Retirees fortunate enough to have nest eggs to supplement a fixed income still face challenges, especially in trying to protect against catastrophic bills. Nursing home expenses are spiraling, as is the cost of long-term care insurance. Dawn Helwig, an actuary at Milliman, a consulting firm, says the cost of premiums for new long-term care policies with inflation coverage has jumped by 30% to 40% since 2001, compared with an overall inflation rate of 23.7% in that time.

A 2008 survey by the Employee Benefit Research Institute indicates that only 52% of retirees in good health and 27% of those in fair to poor health felt confident that they had enough money to pay for long-term care.

Shrinking buying power

Inflation attacks rich and poor. Henry Hebeler, a retired Boeing executive and founder of Analyze Now, a website dedicated to helping retirees, amassed plenty of money to cover his retirement. Yet he's seen the buying power of his pension shrink drastically during a period of modest inflation. Nineteen years after he retired at age 55, Hebeler's fixed Boeing pension is worth just 53% of its original value.
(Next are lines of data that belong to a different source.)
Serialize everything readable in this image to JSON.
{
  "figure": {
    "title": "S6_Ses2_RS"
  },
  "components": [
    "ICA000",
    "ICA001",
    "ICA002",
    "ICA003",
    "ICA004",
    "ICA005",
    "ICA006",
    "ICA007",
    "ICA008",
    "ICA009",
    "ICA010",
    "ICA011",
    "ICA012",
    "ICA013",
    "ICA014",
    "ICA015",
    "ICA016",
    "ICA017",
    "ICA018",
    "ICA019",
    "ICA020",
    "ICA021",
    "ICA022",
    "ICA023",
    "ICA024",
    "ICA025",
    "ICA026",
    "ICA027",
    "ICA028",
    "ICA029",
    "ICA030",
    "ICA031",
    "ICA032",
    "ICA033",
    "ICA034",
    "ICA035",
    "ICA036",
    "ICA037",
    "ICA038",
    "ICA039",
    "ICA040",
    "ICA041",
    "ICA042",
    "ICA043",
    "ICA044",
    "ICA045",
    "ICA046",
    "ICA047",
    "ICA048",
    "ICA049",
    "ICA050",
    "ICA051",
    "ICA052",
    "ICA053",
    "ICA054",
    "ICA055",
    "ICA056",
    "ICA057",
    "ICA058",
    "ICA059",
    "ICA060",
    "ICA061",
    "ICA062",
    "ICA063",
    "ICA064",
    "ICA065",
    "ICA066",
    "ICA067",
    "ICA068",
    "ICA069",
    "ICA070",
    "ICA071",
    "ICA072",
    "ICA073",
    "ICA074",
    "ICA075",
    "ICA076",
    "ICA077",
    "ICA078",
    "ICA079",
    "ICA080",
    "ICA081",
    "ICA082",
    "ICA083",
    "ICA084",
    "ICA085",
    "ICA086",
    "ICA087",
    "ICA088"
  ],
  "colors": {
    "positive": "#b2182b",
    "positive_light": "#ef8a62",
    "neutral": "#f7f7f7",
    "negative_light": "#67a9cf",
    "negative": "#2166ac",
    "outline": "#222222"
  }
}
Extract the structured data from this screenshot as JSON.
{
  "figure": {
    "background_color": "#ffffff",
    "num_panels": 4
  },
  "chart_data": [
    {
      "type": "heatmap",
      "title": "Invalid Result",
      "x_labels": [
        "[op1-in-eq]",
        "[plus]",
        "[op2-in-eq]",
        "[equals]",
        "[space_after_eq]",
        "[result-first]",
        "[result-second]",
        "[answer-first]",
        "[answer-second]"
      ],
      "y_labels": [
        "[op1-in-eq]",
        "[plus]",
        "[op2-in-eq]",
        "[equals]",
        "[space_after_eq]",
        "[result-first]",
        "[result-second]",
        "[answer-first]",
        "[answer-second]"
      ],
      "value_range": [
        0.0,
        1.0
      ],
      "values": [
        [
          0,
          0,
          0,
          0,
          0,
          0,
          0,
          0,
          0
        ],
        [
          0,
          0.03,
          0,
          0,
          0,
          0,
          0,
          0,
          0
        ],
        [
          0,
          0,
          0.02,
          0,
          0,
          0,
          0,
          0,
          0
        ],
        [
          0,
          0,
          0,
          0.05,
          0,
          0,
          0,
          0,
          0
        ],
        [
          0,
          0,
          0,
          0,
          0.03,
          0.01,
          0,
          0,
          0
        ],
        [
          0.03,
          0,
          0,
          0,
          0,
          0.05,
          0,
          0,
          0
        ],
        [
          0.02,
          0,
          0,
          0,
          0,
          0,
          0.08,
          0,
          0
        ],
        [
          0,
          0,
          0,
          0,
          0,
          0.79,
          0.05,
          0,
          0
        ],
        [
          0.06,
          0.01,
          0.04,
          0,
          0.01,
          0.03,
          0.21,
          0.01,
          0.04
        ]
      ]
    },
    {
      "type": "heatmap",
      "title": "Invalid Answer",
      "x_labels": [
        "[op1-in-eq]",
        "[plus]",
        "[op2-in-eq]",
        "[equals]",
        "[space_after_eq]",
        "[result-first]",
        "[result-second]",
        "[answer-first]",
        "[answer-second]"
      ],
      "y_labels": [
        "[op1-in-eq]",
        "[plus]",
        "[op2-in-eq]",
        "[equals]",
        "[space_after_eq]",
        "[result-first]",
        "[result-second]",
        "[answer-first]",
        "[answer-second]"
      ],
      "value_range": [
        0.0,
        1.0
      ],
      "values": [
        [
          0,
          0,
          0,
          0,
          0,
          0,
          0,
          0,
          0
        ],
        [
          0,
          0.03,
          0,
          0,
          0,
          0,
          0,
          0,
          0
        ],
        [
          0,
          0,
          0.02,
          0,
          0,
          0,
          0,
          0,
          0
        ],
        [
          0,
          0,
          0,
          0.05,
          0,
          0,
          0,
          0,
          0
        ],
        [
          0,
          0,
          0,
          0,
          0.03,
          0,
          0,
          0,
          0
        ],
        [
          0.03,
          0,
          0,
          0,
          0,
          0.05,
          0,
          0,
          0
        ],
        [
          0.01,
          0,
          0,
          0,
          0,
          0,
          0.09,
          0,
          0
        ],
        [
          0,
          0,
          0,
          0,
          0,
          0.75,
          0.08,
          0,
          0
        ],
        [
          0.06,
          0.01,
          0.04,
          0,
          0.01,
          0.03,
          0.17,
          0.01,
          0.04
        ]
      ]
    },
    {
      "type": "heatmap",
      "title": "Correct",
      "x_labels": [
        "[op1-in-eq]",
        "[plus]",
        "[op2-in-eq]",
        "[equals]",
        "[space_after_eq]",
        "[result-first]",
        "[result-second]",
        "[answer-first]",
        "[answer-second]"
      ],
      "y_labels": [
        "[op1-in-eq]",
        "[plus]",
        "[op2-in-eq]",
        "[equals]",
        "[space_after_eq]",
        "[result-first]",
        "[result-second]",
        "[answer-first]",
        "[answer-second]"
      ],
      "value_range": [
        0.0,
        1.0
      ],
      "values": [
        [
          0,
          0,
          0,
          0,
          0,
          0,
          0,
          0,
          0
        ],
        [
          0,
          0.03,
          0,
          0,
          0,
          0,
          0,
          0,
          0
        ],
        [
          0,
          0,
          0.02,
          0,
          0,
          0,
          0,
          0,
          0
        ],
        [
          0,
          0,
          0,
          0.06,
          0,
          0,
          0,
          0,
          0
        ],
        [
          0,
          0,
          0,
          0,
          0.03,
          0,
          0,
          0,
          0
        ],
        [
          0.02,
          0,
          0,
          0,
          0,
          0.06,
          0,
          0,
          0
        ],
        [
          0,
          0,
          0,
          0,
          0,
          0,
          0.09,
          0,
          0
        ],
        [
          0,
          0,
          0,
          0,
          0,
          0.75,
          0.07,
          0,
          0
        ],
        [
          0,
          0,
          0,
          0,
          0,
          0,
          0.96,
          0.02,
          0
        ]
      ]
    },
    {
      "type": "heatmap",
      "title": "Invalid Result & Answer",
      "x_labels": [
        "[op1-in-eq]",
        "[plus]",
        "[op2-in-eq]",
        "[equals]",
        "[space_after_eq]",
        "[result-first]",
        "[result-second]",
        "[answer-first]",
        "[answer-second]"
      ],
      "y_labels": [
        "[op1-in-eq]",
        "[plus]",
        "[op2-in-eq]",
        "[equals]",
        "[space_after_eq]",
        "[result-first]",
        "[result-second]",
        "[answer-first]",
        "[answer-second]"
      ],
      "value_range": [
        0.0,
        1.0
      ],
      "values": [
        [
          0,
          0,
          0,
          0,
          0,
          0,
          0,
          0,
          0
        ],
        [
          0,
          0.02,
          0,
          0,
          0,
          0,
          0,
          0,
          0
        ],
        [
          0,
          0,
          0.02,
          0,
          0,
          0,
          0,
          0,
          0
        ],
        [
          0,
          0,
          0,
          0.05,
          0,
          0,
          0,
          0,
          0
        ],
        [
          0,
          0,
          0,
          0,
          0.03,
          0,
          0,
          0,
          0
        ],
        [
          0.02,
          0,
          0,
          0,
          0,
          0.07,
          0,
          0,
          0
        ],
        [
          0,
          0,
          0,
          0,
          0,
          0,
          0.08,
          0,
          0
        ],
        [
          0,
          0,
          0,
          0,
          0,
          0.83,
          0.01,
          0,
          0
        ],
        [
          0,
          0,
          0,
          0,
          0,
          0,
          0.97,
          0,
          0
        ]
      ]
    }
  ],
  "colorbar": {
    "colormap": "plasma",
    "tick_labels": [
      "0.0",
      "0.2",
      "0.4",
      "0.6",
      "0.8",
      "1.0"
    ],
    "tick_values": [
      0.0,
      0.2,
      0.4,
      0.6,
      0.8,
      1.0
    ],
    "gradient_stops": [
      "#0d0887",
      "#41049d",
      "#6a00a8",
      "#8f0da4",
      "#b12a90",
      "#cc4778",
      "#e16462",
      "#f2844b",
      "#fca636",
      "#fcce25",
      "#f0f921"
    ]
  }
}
"I see people around who started off pretty affluent; they didn't care much about money when they first retired," Hebeler says. "But after a few years, they're picking food more on price, they've given up memberships to exercise and golf clubs, and they've moved into less expensive homes."

In Florida, some retirees who thought they were set for life are abandoning their lives by the beach. Herb Williams, 68, of St. Augustine, says he knows many retirees who have become "half-backs." That's what Floridians call retirees who don't return to the North but rather retreat halfway or so back, to other states — to South Carolina, say, or to Tennessee — to escape hurricanes, as well as higher prices for real estate, insurance and other necessities.

The friends who are left behind in Florida condos, meanwhile, are turning into homebodies, laments Williams, who sold two gas-guzzlers and replaced them with a Ford Fusion with better gas mileage.

Some social groups, including the Elks Club and Italian Club, to which he belongs, are cutting way back on events. When there are dances, he says, fewer people show up.

"People," Williams says, "are staying home and saving money."